Plusieurs partis politiques attendent encore de définir leur stratégie pour la présidentielle de 2027. Certains ont déjà annoncé leur candidat, mais d’autres restent prudents ou en pleine réflexion.
Renaissance
Le parti présidentiel, Renaissance, n’a pas encore tranché. Son secrétaire général, Gabriel Attal, multiplie les apparitions publiques et doit tenir un meeting le 30 mai. Cependant, il n’a pas encore confirmé sa candidature. La décision sera prise lors du Conseil national, prévu le 12 mai, qui choisira si Gabriel Attal sera désigné comme candidat. Si c’est le cas, un vote des adhérents suivra dans les dix jours.

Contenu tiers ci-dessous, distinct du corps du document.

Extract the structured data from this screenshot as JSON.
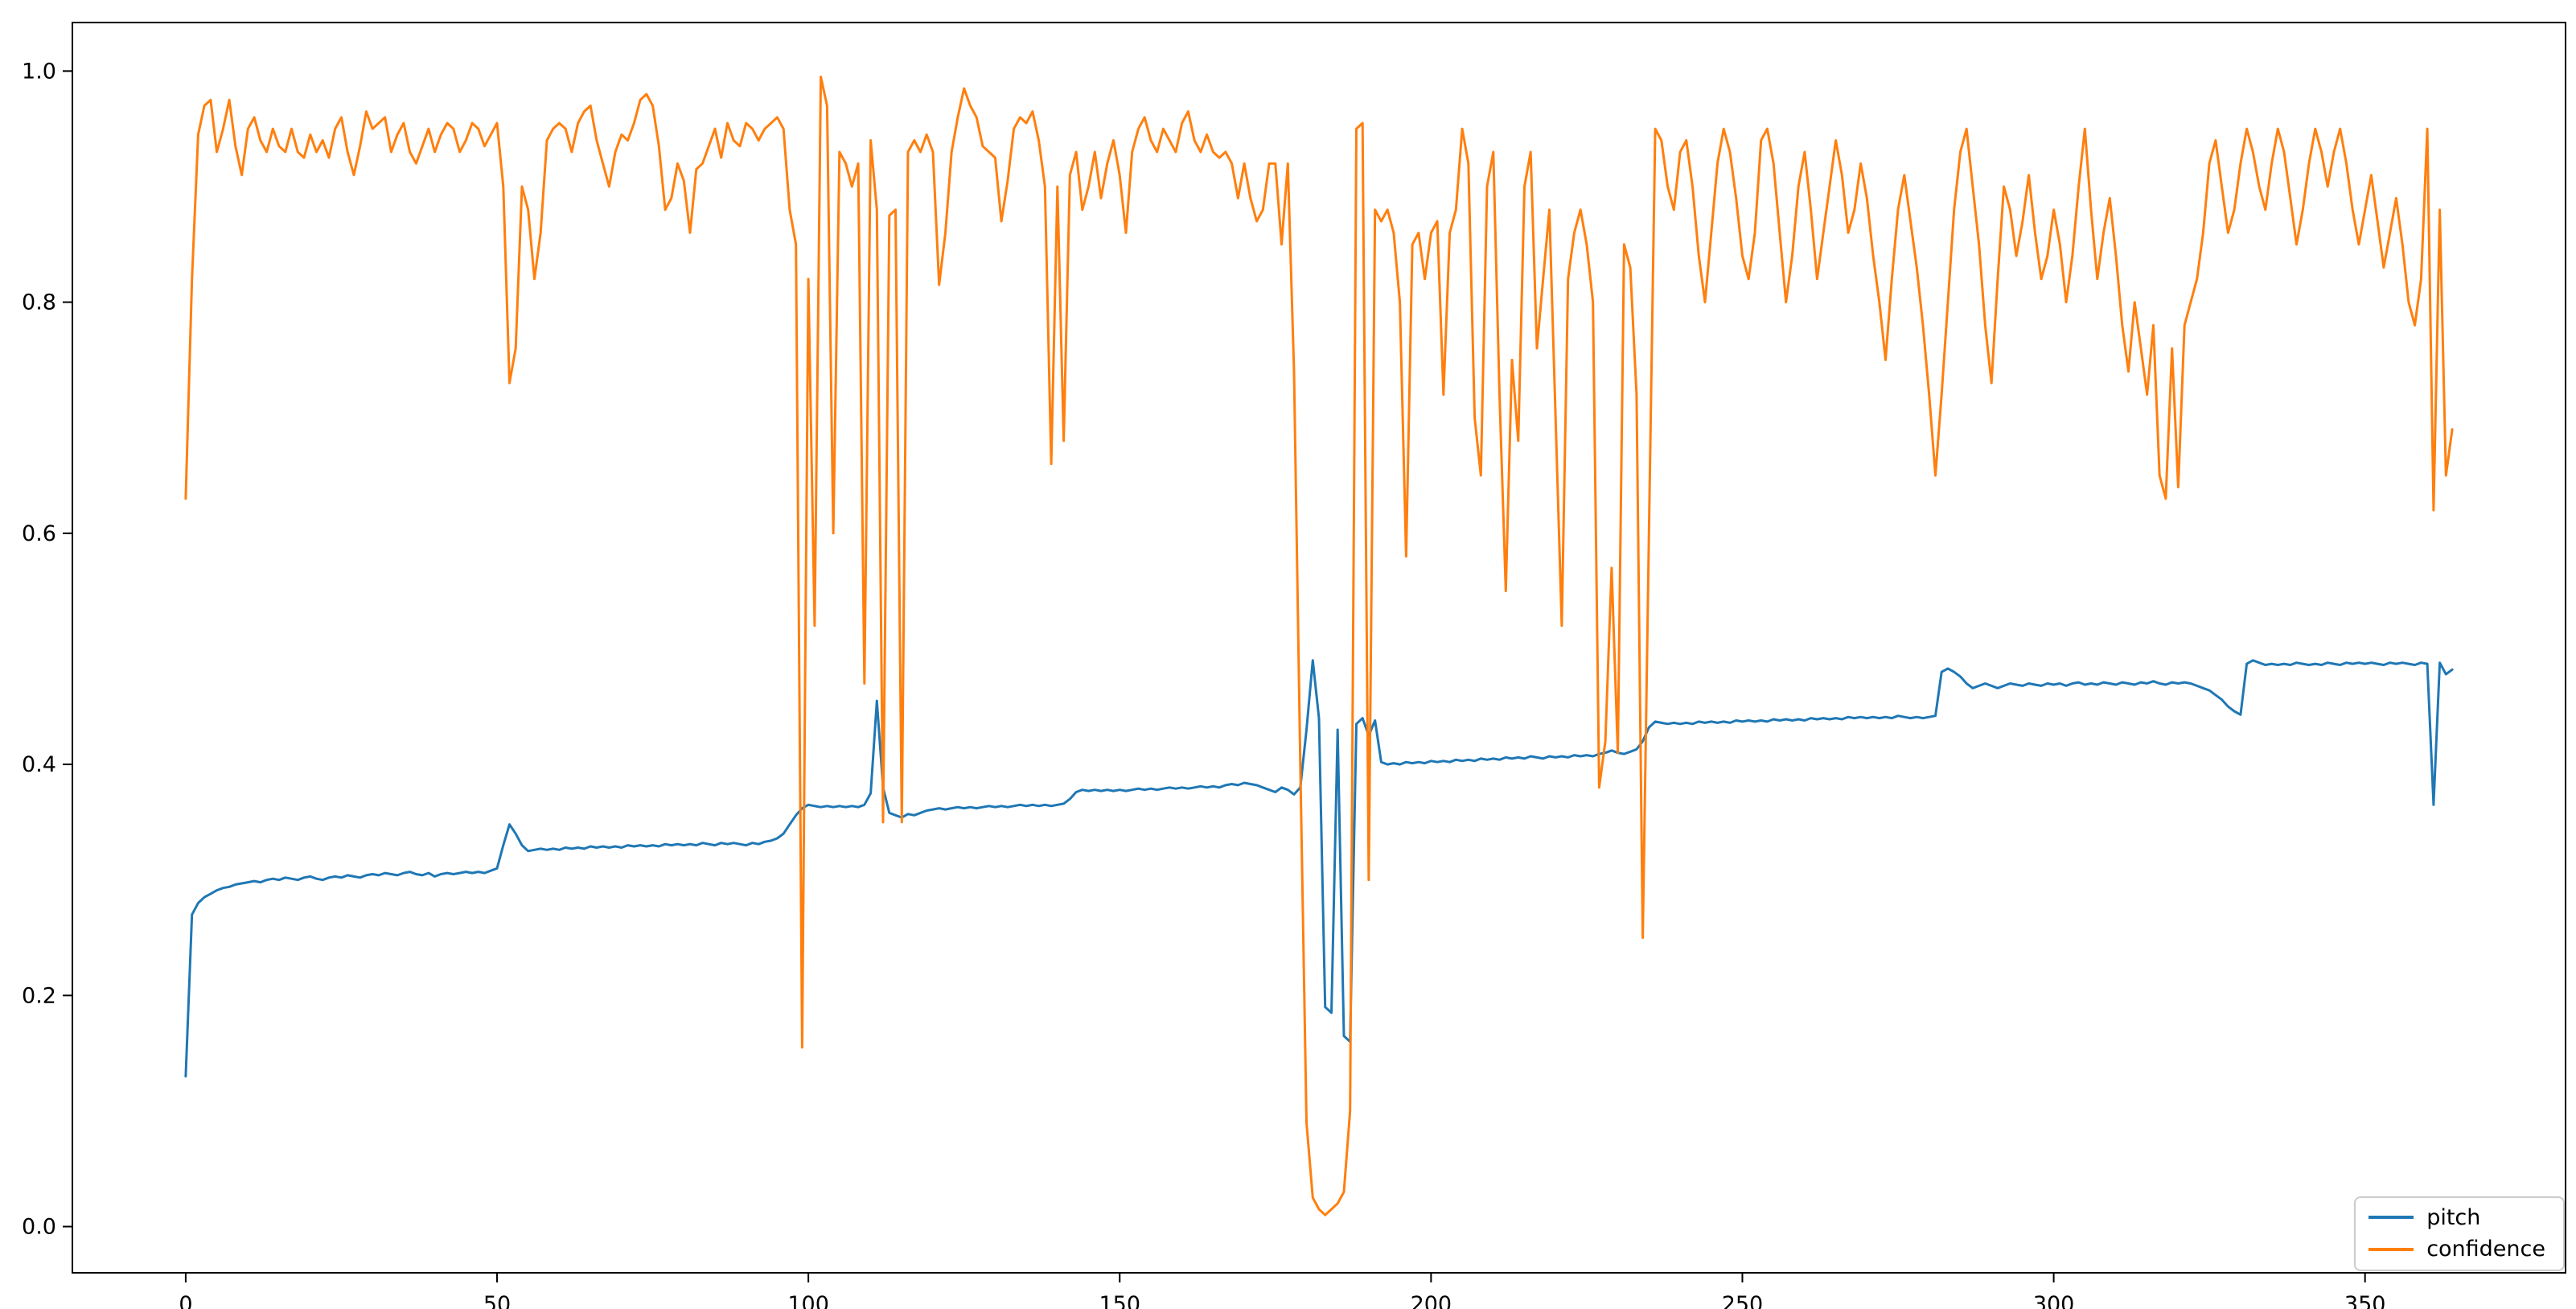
{
  "figure": {
    "background_color": "#ffffff",
    "frame_color": "#000000"
  },
  "chart_data": {
    "type": "line",
    "title": "",
    "xlabel": "",
    "ylabel": "",
    "grid": false,
    "legend_position": "lower right",
    "x_start": 0,
    "x_step": 1,
    "xlim": [
      -18.2,
      382.2
    ],
    "ylim": [
      -0.04,
      1.042
    ],
    "xticks": [
      0,
      50,
      100,
      150,
      200,
      250,
      300,
      350
    ],
    "xtick_labels": [
      "0",
      "50",
      "100",
      "150",
      "200",
      "250",
      "300",
      "350"
    ],
    "yticks": [
      0.0,
      0.2,
      0.4,
      0.6,
      0.8,
      1.0
    ],
    "ytick_labels": [
      "0.0",
      "0.2",
      "0.4",
      "0.6",
      "0.8",
      "1.0"
    ],
    "series": [
      {
        "name": "pitch",
        "color": "#1f77b4",
        "values": [
          0.13,
          0.27,
          0.28,
          0.285,
          0.288,
          0.291,
          0.293,
          0.294,
          0.296,
          0.297,
          0.298,
          0.299,
          0.298,
          0.3,
          0.301,
          0.3,
          0.302,
          0.301,
          0.3,
          0.302,
          0.303,
          0.301,
          0.3,
          0.302,
          0.303,
          0.302,
          0.304,
          0.303,
          0.302,
          0.304,
          0.305,
          0.304,
          0.306,
          0.305,
          0.304,
          0.306,
          0.307,
          0.305,
          0.304,
          0.306,
          0.303,
          0.305,
          0.306,
          0.305,
          0.306,
          0.307,
          0.306,
          0.307,
          0.306,
          0.308,
          0.31,
          0.33,
          0.348,
          0.34,
          0.33,
          0.325,
          0.326,
          0.327,
          0.326,
          0.327,
          0.326,
          0.328,
          0.327,
          0.328,
          0.327,
          0.329,
          0.328,
          0.329,
          0.328,
          0.329,
          0.328,
          0.33,
          0.329,
          0.33,
          0.329,
          0.33,
          0.329,
          0.331,
          0.33,
          0.331,
          0.33,
          0.331,
          0.33,
          0.332,
          0.331,
          0.33,
          0.332,
          0.331,
          0.332,
          0.331,
          0.33,
          0.332,
          0.331,
          0.333,
          0.334,
          0.336,
          0.34,
          0.348,
          0.356,
          0.362,
          0.365,
          0.364,
          0.363,
          0.364,
          0.363,
          0.364,
          0.363,
          0.364,
          0.363,
          0.365,
          0.375,
          0.455,
          0.38,
          0.358,
          0.356,
          0.354,
          0.357,
          0.356,
          0.358,
          0.36,
          0.361,
          0.362,
          0.361,
          0.362,
          0.363,
          0.362,
          0.363,
          0.362,
          0.363,
          0.364,
          0.363,
          0.364,
          0.363,
          0.364,
          0.365,
          0.364,
          0.365,
          0.364,
          0.365,
          0.364,
          0.365,
          0.366,
          0.37,
          0.376,
          0.378,
          0.377,
          0.378,
          0.377,
          0.378,
          0.377,
          0.378,
          0.377,
          0.378,
          0.379,
          0.378,
          0.379,
          0.378,
          0.379,
          0.38,
          0.379,
          0.38,
          0.379,
          0.38,
          0.381,
          0.38,
          0.381,
          0.38,
          0.382,
          0.383,
          0.382,
          0.384,
          0.383,
          0.382,
          0.38,
          0.378,
          0.376,
          0.38,
          0.378,
          0.374,
          0.38,
          0.43,
          0.49,
          0.44,
          0.19,
          0.185,
          0.43,
          0.165,
          0.16,
          0.435,
          0.44,
          0.425,
          0.438,
          0.402,
          0.4,
          0.401,
          0.4,
          0.402,
          0.401,
          0.402,
          0.401,
          0.403,
          0.402,
          0.403,
          0.402,
          0.404,
          0.403,
          0.404,
          0.403,
          0.405,
          0.404,
          0.405,
          0.404,
          0.406,
          0.405,
          0.406,
          0.405,
          0.407,
          0.406,
          0.405,
          0.407,
          0.406,
          0.407,
          0.406,
          0.408,
          0.407,
          0.408,
          0.407,
          0.409,
          0.41,
          0.412,
          0.41,
          0.409,
          0.411,
          0.413,
          0.42,
          0.432,
          0.437,
          0.436,
          0.435,
          0.436,
          0.435,
          0.436,
          0.435,
          0.437,
          0.436,
          0.437,
          0.436,
          0.437,
          0.436,
          0.438,
          0.437,
          0.438,
          0.437,
          0.438,
          0.437,
          0.439,
          0.438,
          0.439,
          0.438,
          0.439,
          0.438,
          0.44,
          0.439,
          0.44,
          0.439,
          0.44,
          0.439,
          0.441,
          0.44,
          0.441,
          0.44,
          0.441,
          0.44,
          0.441,
          0.44,
          0.442,
          0.441,
          0.44,
          0.441,
          0.44,
          0.441,
          0.442,
          0.48,
          0.483,
          0.48,
          0.476,
          0.47,
          0.466,
          0.468,
          0.47,
          0.468,
          0.466,
          0.468,
          0.47,
          0.469,
          0.468,
          0.47,
          0.469,
          0.468,
          0.47,
          0.469,
          0.47,
          0.468,
          0.47,
          0.471,
          0.469,
          0.47,
          0.469,
          0.471,
          0.47,
          0.469,
          0.471,
          0.47,
          0.469,
          0.471,
          0.47,
          0.472,
          0.47,
          0.469,
          0.471,
          0.47,
          0.471,
          0.47,
          0.468,
          0.466,
          0.464,
          0.46,
          0.456,
          0.45,
          0.446,
          0.443,
          0.487,
          0.49,
          0.488,
          0.486,
          0.487,
          0.486,
          0.487,
          0.486,
          0.488,
          0.487,
          0.486,
          0.487,
          0.486,
          0.488,
          0.487,
          0.486,
          0.488,
          0.487,
          0.488,
          0.487,
          0.488,
          0.487,
          0.486,
          0.488,
          0.487,
          0.488,
          0.487,
          0.486,
          0.488,
          0.487,
          0.365,
          0.488,
          0.478,
          0.482
        ]
      },
      {
        "name": "confidence",
        "color": "#ff7f0e",
        "values": [
          0.63,
          0.82,
          0.945,
          0.97,
          0.975,
          0.93,
          0.95,
          0.975,
          0.935,
          0.91,
          0.95,
          0.96,
          0.94,
          0.93,
          0.95,
          0.935,
          0.93,
          0.95,
          0.93,
          0.925,
          0.945,
          0.93,
          0.94,
          0.925,
          0.95,
          0.96,
          0.93,
          0.91,
          0.935,
          0.965,
          0.95,
          0.955,
          0.96,
          0.93,
          0.945,
          0.955,
          0.93,
          0.92,
          0.935,
          0.95,
          0.93,
          0.945,
          0.955,
          0.95,
          0.93,
          0.94,
          0.955,
          0.95,
          0.935,
          0.945,
          0.955,
          0.9,
          0.73,
          0.76,
          0.9,
          0.88,
          0.82,
          0.86,
          0.94,
          0.95,
          0.955,
          0.95,
          0.93,
          0.955,
          0.965,
          0.97,
          0.94,
          0.92,
          0.9,
          0.93,
          0.945,
          0.94,
          0.955,
          0.975,
          0.98,
          0.97,
          0.935,
          0.88,
          0.89,
          0.92,
          0.905,
          0.86,
          0.915,
          0.92,
          0.935,
          0.95,
          0.925,
          0.955,
          0.94,
          0.935,
          0.955,
          0.95,
          0.94,
          0.95,
          0.955,
          0.96,
          0.95,
          0.88,
          0.85,
          0.155,
          0.82,
          0.52,
          0.995,
          0.97,
          0.6,
          0.93,
          0.92,
          0.9,
          0.92,
          0.47,
          0.94,
          0.88,
          0.35,
          0.875,
          0.88,
          0.35,
          0.93,
          0.94,
          0.93,
          0.945,
          0.93,
          0.815,
          0.86,
          0.93,
          0.96,
          0.985,
          0.97,
          0.96,
          0.935,
          0.93,
          0.925,
          0.87,
          0.905,
          0.95,
          0.96,
          0.955,
          0.965,
          0.94,
          0.9,
          0.66,
          0.9,
          0.68,
          0.91,
          0.93,
          0.88,
          0.9,
          0.93,
          0.89,
          0.92,
          0.94,
          0.91,
          0.86,
          0.93,
          0.95,
          0.96,
          0.94,
          0.93,
          0.95,
          0.94,
          0.93,
          0.955,
          0.965,
          0.94,
          0.93,
          0.945,
          0.93,
          0.925,
          0.93,
          0.92,
          0.89,
          0.92,
          0.89,
          0.87,
          0.88,
          0.92,
          0.92,
          0.85,
          0.92,
          0.74,
          0.4,
          0.09,
          0.025,
          0.015,
          0.01,
          0.015,
          0.02,
          0.03,
          0.1,
          0.95,
          0.955,
          0.3,
          0.88,
          0.87,
          0.88,
          0.86,
          0.8,
          0.58,
          0.85,
          0.86,
          0.82,
          0.86,
          0.87,
          0.72,
          0.86,
          0.88,
          0.95,
          0.92,
          0.7,
          0.65,
          0.9,
          0.93,
          0.72,
          0.55,
          0.75,
          0.68,
          0.9,
          0.93,
          0.76,
          0.82,
          0.88,
          0.7,
          0.52,
          0.82,
          0.86,
          0.88,
          0.85,
          0.8,
          0.38,
          0.42,
          0.57,
          0.41,
          0.85,
          0.83,
          0.72,
          0.25,
          0.6,
          0.95,
          0.94,
          0.9,
          0.88,
          0.93,
          0.94,
          0.9,
          0.84,
          0.8,
          0.86,
          0.92,
          0.95,
          0.93,
          0.89,
          0.84,
          0.82,
          0.86,
          0.94,
          0.95,
          0.92,
          0.86,
          0.8,
          0.84,
          0.9,
          0.93,
          0.88,
          0.82,
          0.86,
          0.9,
          0.94,
          0.91,
          0.86,
          0.88,
          0.92,
          0.89,
          0.84,
          0.8,
          0.75,
          0.82,
          0.88,
          0.91,
          0.87,
          0.83,
          0.78,
          0.72,
          0.65,
          0.72,
          0.8,
          0.88,
          0.93,
          0.95,
          0.9,
          0.85,
          0.78,
          0.73,
          0.82,
          0.9,
          0.88,
          0.84,
          0.87,
          0.91,
          0.86,
          0.82,
          0.84,
          0.88,
          0.85,
          0.8,
          0.84,
          0.9,
          0.95,
          0.88,
          0.82,
          0.86,
          0.89,
          0.84,
          0.78,
          0.74,
          0.8,
          0.76,
          0.72,
          0.78,
          0.65,
          0.63,
          0.76,
          0.64,
          0.78,
          0.8,
          0.82,
          0.86,
          0.92,
          0.94,
          0.9,
          0.86,
          0.88,
          0.92,
          0.95,
          0.93,
          0.9,
          0.88,
          0.92,
          0.95,
          0.93,
          0.89,
          0.85,
          0.88,
          0.92,
          0.95,
          0.93,
          0.9,
          0.93,
          0.95,
          0.92,
          0.88,
          0.85,
          0.88,
          0.91,
          0.87,
          0.83,
          0.86,
          0.89,
          0.85,
          0.8,
          0.78,
          0.82,
          0.95,
          0.62,
          0.88,
          0.65,
          0.69
        ]
      }
    ]
  },
  "legend": {
    "entries": [
      "pitch",
      "confidence"
    ]
  }
}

Au sein du parti, la majorité des militants soutiennent cette désignation par le Conseil national. D’autres figures comme l’ancien Premier ministre Edouard Philippe, président d’Horizons, pourraient également se présenter, ce qui crée une certaine concurrence au sein de la majorité.
Le MoDem
Le Mouvement démocrate (MoDem), allié de la majorité depuis 2017, semble pour l’instant peu enclin à présenter un candidat. François Bayrou, ancien Premier ministre et candidat à plusieurs reprises, a déclaré qu’il n’avait pas l’élection présidentielle en ligne de mire. Il a aussi suggéré que certains candidats moins populaires pourraient se retirer en début d’année 2027 afin de faciliter l’union autour d’un seul candidat capable de rassembler le centre.
Le Parti socialiste
Le PS traverse une période de division. Alors que Jean-Luc Mélenchon a annoncé sa candidature pour La France insoumise et que Raphaël Glucksmann, coprésident de Place publique, est déjà en campagne, le parti socialiste doit gérer ses propres fractures.
Une partie des membres souhaite participer à la primaire de la gauche unitaire, à laquelle prennent déjà part plusieurs figures comme Marine Tondelier, François Ruffin ou Clémentine Autain. Une autre tendance, menée par Boris Vallaud, chef des députés PS, préfère ne pas s’engager dans cette primaire, tout en construisant un projet crédible pour peser dans la campagne.
Par ailleurs, la candidature de François Hollande est également évoquée comme une possibilité, mais rien n’est encore décidé.
Le Parti communiste
Le Parti communiste français (PCF) préfère aussi prendre son temps. Son leader, Fabien Roussel, a indiqué qu’il n’envisageait pas pour le moment de participer à la primaire unitaire de la gauche, dont le vote aura lieu en octobre 2026.
Opposé à la candidature de Jean-Luc Mélenchon, qui avait obtenu moins de 3 % en 2022, Roussel prévoit de soumettre un projet lors du prochain congrès en juillet. La réflexion est en cours pour déterminer si le PCF présentera un candidat à la présidentielle.